On average, a few giant icebergs break off the Antarctic ice sheet each year and several dozen can be floating around in the Southern Ocean at any one time, the paper says.
But this might be increasing as global temperatures rise, says Brigg:
“There is some evidence that overall ice discharge from Antarctica has increased 5% over the last 20 years and it is possible that this will increase further under global warming, particularly from West Antarctica and the Antarctic Peninsula.”
If the volume of icebergs breaking off from Antarctica increases in future, this may trigger an increase in carbon uptake in the Southern Ocean, says Brigg:
“The magnitude of this carbon storage may well therefore increase, slowing the rate at which atmospheric CO2 increases. It is difficult to forecast, but I suspect the negative feedback on CO2 increase will be small, perhaps a few percent of current rates [of accumulation in the atmosphere].”

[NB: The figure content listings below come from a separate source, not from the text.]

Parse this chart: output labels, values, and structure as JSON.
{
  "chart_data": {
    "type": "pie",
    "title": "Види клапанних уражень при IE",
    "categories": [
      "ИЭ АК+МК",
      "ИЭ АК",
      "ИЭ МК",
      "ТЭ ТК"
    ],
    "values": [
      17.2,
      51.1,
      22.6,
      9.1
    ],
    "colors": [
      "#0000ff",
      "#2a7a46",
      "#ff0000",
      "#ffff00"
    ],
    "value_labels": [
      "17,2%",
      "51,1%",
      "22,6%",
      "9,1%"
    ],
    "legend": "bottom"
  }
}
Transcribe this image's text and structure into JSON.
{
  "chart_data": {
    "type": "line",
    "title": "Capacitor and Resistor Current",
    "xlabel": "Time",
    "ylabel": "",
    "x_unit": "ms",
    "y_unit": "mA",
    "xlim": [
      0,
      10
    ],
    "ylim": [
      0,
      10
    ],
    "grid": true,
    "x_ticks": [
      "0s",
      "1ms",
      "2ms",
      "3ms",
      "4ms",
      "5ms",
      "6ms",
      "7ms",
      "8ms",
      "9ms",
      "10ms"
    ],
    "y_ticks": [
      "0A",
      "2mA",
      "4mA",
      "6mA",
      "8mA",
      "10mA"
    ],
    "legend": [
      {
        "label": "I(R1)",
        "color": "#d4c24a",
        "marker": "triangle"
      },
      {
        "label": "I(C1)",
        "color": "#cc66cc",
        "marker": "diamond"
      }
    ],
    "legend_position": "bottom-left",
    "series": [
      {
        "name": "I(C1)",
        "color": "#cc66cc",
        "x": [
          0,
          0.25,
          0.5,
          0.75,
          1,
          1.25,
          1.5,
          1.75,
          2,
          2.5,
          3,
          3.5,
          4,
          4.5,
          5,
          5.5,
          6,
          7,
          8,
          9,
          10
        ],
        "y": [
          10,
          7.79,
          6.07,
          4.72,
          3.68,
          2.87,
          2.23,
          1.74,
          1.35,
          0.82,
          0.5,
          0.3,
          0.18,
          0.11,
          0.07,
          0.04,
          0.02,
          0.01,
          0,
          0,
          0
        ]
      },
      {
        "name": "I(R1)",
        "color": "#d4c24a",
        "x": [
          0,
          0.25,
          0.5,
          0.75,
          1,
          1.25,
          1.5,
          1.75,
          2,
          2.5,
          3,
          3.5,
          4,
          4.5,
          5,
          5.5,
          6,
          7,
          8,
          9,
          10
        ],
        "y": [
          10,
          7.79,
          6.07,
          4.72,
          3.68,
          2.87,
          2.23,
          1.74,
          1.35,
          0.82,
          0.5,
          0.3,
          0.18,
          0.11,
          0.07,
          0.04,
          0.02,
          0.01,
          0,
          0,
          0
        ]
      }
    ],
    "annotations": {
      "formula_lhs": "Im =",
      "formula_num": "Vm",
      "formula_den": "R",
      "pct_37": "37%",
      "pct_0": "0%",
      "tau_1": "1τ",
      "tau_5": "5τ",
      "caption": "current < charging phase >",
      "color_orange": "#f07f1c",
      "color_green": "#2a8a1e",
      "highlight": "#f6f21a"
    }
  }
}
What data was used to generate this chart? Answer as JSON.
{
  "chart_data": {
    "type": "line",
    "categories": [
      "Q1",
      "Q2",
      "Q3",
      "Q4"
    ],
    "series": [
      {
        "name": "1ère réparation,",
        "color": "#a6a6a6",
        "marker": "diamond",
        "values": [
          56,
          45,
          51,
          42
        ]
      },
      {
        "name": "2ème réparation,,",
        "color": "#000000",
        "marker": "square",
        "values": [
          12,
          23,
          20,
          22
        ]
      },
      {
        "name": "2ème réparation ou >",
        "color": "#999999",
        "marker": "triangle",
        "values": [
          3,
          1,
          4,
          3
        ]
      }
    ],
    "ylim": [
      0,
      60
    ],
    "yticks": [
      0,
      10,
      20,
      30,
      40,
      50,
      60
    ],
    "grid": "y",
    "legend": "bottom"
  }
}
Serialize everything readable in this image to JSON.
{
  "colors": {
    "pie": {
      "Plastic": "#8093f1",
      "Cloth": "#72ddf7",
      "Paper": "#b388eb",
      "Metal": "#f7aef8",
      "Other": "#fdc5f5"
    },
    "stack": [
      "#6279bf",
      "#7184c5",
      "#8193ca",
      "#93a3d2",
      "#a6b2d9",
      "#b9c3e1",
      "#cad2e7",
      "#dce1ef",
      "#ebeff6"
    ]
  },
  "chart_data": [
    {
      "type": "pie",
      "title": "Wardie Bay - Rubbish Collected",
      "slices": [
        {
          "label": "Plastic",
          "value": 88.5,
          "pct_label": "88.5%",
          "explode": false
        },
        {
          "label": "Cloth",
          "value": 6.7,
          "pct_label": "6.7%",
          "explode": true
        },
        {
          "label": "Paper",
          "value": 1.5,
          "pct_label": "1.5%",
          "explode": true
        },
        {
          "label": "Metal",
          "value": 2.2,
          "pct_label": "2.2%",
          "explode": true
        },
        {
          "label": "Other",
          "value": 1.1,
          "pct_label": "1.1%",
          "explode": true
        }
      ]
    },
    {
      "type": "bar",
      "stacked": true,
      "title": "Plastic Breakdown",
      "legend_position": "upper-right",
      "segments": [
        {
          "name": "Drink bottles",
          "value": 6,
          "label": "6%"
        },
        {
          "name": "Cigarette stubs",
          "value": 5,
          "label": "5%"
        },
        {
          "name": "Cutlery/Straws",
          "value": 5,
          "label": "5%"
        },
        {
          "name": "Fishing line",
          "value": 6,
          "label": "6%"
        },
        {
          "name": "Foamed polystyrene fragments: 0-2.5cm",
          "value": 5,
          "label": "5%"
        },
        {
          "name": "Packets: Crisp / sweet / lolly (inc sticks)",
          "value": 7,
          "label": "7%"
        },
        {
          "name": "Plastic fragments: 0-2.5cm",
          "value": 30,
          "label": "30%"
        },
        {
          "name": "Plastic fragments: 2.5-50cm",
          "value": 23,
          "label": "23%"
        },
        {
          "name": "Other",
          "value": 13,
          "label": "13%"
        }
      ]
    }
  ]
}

But other scientists not involved in the study caution that the effect may not be as clear cut. Dr David Barnes, a marine ecologist at the British Antarctic Survey, and Dr Jacqueline Stefels, a senior scientist at the University of Groningen, are currently at the Rothera Research Station in Antarctica. Via email, they tell Carbon Brief:
“To describe the effect as negative feedback may be a little strong as there is no indication that the extra carbon is sequestered or that the size of icebergs is climate related.”
However, the findings of the new study should spur more investigation of this effect, they add.